A light at the end of the trouble
A little chaos can go a long way.
And a lot of it can be downright overwhelming.
Think about what’s transpired since the novel coronavirus cast its insidious shadow across the globe.
Fear of an illness with no vaccine and detection that might come too late altered the sense of safety and security most people possessed only a few months ago. Our collective vulnerability has been exposed.
Tens of millions of Americans lost their jobs.
Businesses left, right and center shuttered — or are hanging on for dear life, imperiling millions more whose jobs could be at risk.
You got free money from the government. Now, if that isn’t a sign that the apocalypse is upon us, what is?
Meantime, the abandonment of routine, of what is or at least once was normal — like going out for a drink with your friends or mapping the next great family vacation or watching the Final Four or even a baseball game on TV — has shaken our already disoriented roots to the core. The somewhat mitigating warmth of consistent diversion has abandoned us, leaving us out in the cold.

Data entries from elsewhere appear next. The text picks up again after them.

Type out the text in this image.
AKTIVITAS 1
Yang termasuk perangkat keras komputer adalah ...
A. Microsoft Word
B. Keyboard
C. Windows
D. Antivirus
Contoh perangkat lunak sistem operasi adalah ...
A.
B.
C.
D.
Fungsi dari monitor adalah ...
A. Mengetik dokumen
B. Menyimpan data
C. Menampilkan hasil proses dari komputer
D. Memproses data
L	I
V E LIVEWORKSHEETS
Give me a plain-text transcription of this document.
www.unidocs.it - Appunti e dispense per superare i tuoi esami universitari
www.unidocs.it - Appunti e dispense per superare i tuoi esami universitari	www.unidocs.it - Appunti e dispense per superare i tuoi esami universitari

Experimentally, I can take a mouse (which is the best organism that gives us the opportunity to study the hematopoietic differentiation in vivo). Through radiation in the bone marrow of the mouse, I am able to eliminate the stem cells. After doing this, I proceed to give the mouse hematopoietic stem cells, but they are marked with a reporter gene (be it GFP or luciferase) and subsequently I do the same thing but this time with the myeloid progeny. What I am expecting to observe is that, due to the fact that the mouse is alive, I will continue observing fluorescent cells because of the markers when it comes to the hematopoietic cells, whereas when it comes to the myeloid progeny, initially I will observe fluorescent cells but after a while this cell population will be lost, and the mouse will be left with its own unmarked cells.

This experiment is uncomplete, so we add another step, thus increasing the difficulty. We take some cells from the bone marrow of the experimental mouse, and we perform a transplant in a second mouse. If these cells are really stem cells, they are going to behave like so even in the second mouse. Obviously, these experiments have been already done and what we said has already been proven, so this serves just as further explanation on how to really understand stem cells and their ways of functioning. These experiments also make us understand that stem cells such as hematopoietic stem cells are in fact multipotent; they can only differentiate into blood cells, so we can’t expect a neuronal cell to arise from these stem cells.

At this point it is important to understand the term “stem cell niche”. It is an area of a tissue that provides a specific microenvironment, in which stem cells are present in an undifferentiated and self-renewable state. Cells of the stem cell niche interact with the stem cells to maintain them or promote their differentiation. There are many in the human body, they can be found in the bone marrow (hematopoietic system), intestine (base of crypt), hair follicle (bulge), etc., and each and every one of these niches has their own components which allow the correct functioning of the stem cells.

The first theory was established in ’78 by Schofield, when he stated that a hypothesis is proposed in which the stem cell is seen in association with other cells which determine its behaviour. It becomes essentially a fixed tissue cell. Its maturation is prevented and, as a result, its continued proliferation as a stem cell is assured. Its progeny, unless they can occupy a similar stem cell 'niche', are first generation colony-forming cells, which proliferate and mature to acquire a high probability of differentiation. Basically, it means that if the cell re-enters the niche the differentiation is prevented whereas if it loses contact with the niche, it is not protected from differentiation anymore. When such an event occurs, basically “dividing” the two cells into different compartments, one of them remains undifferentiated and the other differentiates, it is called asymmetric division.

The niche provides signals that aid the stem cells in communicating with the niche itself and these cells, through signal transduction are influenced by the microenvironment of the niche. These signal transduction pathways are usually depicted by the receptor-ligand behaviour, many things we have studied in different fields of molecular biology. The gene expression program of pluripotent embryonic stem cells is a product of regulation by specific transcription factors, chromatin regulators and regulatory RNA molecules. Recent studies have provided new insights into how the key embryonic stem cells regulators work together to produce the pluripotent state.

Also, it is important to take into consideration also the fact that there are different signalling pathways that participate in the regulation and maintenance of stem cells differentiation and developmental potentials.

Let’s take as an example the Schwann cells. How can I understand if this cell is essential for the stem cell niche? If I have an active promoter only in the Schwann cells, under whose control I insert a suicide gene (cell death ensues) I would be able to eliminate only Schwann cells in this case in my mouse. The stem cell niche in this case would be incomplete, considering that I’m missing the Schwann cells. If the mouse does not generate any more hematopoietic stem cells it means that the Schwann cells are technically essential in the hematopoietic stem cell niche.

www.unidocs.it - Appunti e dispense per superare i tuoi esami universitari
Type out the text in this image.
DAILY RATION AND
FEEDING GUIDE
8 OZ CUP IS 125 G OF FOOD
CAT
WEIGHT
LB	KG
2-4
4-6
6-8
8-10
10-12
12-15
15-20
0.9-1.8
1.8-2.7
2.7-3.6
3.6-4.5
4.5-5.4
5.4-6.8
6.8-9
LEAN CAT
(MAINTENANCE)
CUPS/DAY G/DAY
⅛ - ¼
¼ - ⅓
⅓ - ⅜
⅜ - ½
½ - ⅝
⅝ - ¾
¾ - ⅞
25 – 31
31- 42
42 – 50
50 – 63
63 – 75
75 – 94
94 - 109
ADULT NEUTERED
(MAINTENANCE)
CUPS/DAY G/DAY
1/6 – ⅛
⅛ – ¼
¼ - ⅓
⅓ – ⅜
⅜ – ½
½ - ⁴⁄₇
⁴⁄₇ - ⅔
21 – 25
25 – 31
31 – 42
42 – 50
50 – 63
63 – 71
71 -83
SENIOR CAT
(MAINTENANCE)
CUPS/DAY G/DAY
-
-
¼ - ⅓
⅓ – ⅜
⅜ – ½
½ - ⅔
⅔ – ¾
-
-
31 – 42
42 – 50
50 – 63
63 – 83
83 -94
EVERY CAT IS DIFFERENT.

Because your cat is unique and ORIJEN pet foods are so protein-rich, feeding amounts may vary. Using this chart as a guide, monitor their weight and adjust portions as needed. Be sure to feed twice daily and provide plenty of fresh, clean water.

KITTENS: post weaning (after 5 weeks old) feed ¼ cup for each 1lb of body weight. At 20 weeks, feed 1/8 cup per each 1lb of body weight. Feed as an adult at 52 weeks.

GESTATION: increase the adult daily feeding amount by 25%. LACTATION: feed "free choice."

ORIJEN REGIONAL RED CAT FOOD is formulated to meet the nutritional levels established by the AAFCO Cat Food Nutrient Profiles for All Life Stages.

And if all that weren’t enough, the slaying of George Floyd has led to even greater levels of national tension at a time when our country might not have the emotional wherewithal to deal adequately with it.
Yet we as a nation are facing daunting odds as best we can, perhaps raising awareness toward justice for all, finding strength and hope where we might not have suspected it rested so deep inside.
After emerging from this gauntlet of tribulation, maybe we’ll have more cause to celebrate than we can see at the moment.